Modules

This section includes modules that are used in this project.

DataMaster Module

This module handles the masterfile and collections metadata.

class spacebench.datamaster.DataMaster[source]

Class for managing the masterfile and collections metadata

Parameters:

masterfile (pd.DataFrame) – A dataframe with metadata about available datasets.
collections (pd.DataFrame) – A dataframe with information about the collections where the datasets are generated from.

Examples

>>> from spacebench.datamaster import DataMaster
>>> dm = DataMaster()
>>> print(dm)
Available datasets (total: 11):

  healthd_dmgrcs_mortality_disc
  cdcsvi_limteng_hburdic_cont
  climate_relhum_wfsmoke_cont
  climate_wfsmoke_minrty_disc
  healthd_hhinco_mortality_cont
  ...
  county_educatn_election_cont
  county_phyactiv_lifexpcy_cont
  county_dmgrcs_election_disc
  cdcsvi_nohsdp_poverty_cont
  cdcsvi_nohsdp_poverty_disc

list_envs(binary: Optional[bool] = None, continuous: Optional[bool] = None) → list[str][source]

Returns a list of names of available datasets.
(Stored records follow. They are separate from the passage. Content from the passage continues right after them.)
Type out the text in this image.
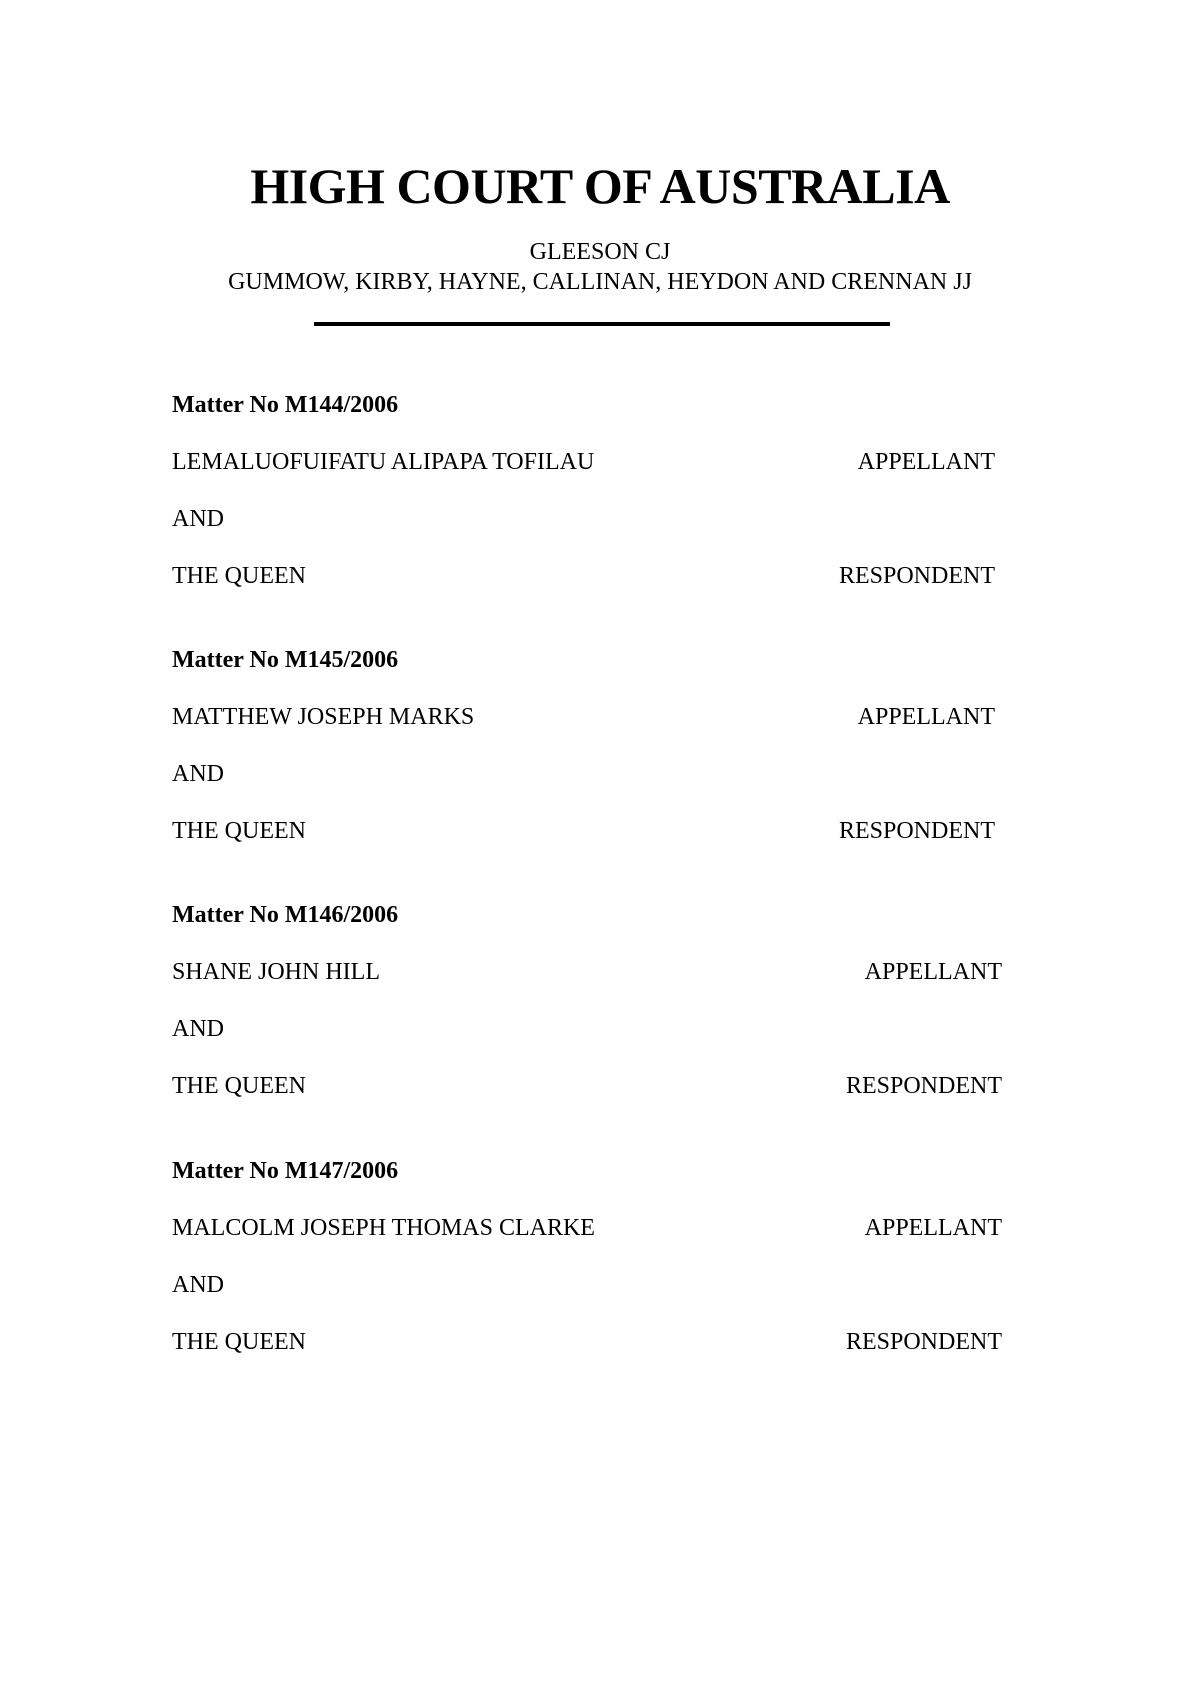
HIGH COURT OF AUSTRALIA
GLEESON CJ
GUMMOW, KIRBY, HAYNE, CALLINAN, HEYDON AND CRENNAN JJ
Matter No M144/2006
LEMALUOFUIFATU ALIPAPA TOFILAU	APPELLANT
AND
THE QUEEN	RESPONDENT
Matter No M145/2006
MATTHEW JOSEPH MARKS	APPELLANT
AND
THE QUEEN	RESPONDENT
Matter No M146/2006
SHANE JOHN HILL	APPELLANT
AND
THE QUEEN	RESPONDENT
Matter No M147/2006
MALCOLM JOSEPH THOMAS CLARKE	APPELLANT
AND
THE QUEEN	RESPONDENT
Arguments: binary : bool, optional. If True, only binary datasets are returned. continuous : bool, optional. If True, only continuous datasets are returned.
Returns: list[str]: Names of all available datasets.

Environment Module

This module handles the environment variables.
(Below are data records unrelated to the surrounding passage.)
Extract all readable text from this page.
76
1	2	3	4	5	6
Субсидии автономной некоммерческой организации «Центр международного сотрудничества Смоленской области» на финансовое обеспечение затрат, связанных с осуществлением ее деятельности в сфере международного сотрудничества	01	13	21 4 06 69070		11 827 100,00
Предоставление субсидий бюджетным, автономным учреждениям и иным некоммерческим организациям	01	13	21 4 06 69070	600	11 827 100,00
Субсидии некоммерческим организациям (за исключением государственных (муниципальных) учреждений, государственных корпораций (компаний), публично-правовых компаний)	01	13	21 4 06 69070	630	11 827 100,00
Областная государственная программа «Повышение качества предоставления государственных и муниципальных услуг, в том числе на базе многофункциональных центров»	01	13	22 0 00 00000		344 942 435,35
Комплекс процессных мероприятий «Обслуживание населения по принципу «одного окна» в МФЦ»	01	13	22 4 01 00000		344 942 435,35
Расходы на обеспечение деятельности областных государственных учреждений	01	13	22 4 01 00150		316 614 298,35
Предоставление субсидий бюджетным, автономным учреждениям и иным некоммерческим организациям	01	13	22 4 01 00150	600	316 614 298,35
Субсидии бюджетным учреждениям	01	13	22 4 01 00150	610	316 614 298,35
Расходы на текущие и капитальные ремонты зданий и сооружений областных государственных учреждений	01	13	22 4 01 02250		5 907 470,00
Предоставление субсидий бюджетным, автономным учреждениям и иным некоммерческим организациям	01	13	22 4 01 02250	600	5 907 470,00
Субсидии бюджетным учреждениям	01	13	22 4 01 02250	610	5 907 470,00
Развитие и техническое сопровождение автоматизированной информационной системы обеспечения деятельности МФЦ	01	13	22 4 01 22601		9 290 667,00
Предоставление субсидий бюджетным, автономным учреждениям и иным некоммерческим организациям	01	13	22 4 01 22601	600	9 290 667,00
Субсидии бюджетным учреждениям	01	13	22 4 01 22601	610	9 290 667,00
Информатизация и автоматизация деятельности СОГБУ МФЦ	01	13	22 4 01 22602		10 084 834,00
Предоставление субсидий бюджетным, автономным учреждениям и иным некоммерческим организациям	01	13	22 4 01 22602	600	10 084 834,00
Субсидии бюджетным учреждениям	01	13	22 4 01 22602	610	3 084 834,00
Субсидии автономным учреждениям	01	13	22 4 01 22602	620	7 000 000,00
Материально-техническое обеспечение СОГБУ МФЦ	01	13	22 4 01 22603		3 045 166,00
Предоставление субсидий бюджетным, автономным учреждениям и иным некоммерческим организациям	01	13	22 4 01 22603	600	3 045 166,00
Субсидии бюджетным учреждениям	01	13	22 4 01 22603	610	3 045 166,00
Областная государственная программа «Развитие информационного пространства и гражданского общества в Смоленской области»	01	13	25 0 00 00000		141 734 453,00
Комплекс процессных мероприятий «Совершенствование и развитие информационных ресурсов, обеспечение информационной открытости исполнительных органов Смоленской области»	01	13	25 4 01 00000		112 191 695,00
Module for defining the SpaceEnvironment class

class spacebench.env.SpaceDataset(treatment: ndarray, covariates: ndarray, outcome: ndarray, edges: list[tuple[int, int]], treatment_values: ndarray, smoothness_of_missing: Optional[float] = None, confounding_of_missing: Optional[float] = None, counterfactuals: Optional[ndarray] = None, coordinates: Optional[ndarray] = None)[source]

Class for storing a spatial causal inference benchmark dataset.
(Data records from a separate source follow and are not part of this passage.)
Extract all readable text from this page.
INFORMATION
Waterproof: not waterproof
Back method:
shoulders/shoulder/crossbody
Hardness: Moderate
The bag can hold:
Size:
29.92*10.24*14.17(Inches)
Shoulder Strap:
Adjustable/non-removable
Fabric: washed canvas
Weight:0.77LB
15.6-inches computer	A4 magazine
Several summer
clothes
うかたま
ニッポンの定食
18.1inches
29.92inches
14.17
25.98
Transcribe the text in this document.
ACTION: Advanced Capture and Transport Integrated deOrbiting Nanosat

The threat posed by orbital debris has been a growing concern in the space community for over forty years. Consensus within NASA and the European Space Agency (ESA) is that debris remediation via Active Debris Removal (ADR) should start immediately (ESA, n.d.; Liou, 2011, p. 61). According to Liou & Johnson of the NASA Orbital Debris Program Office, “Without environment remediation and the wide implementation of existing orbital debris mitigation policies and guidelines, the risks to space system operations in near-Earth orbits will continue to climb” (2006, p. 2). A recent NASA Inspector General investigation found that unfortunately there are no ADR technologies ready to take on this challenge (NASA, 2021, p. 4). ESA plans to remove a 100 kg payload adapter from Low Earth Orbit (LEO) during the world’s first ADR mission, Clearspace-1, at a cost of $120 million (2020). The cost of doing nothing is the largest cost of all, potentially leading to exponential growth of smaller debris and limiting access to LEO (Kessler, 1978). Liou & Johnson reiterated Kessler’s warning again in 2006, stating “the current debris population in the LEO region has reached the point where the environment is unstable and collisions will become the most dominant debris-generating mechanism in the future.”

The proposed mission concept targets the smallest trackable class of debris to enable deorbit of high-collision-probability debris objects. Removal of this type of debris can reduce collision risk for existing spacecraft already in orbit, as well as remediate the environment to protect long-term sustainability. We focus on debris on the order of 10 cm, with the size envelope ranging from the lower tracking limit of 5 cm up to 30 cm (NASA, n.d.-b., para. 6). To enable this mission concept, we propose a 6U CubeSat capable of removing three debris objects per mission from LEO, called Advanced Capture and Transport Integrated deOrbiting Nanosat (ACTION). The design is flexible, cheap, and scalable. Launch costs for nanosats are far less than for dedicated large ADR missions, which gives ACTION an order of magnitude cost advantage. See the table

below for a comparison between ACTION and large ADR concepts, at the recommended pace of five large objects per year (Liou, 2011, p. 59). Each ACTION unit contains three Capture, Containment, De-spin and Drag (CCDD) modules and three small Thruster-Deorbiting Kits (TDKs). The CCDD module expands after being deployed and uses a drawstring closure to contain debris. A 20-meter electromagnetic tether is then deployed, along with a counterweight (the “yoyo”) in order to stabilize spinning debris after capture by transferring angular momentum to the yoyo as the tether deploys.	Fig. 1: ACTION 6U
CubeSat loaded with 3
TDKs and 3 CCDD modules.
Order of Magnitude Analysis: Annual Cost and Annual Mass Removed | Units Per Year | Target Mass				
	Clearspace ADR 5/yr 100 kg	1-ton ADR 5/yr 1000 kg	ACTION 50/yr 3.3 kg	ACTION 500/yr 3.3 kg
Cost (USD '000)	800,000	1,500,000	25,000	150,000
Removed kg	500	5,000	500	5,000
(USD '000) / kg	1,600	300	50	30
adjacency_matrix(sparse: bool = False) → numpy.ndarray | scipy.sparse._csr.csr_matrix[source]

Returns the adjacency matrix of the graph.

Parameters:: sparse (bool, optional (default is False)) – If True, returns a sparse matrix of type csr_matrix. If False, returns a dense matrix.
Returns:: Adjacency matrix where entry (i, j) is 1 if there is an edge between node i and node j.
Return type:: np.ndarray | scipy.sparse.csr_matrix

erf() → ndarray[source]

Returns the exposure-response function, also known in the literature as the average dose-response function.

Returns:: np.ndarray
Return type:: The exposure-response function

has_binary_treatment() → bool[source]: Returns true if treatment is binary.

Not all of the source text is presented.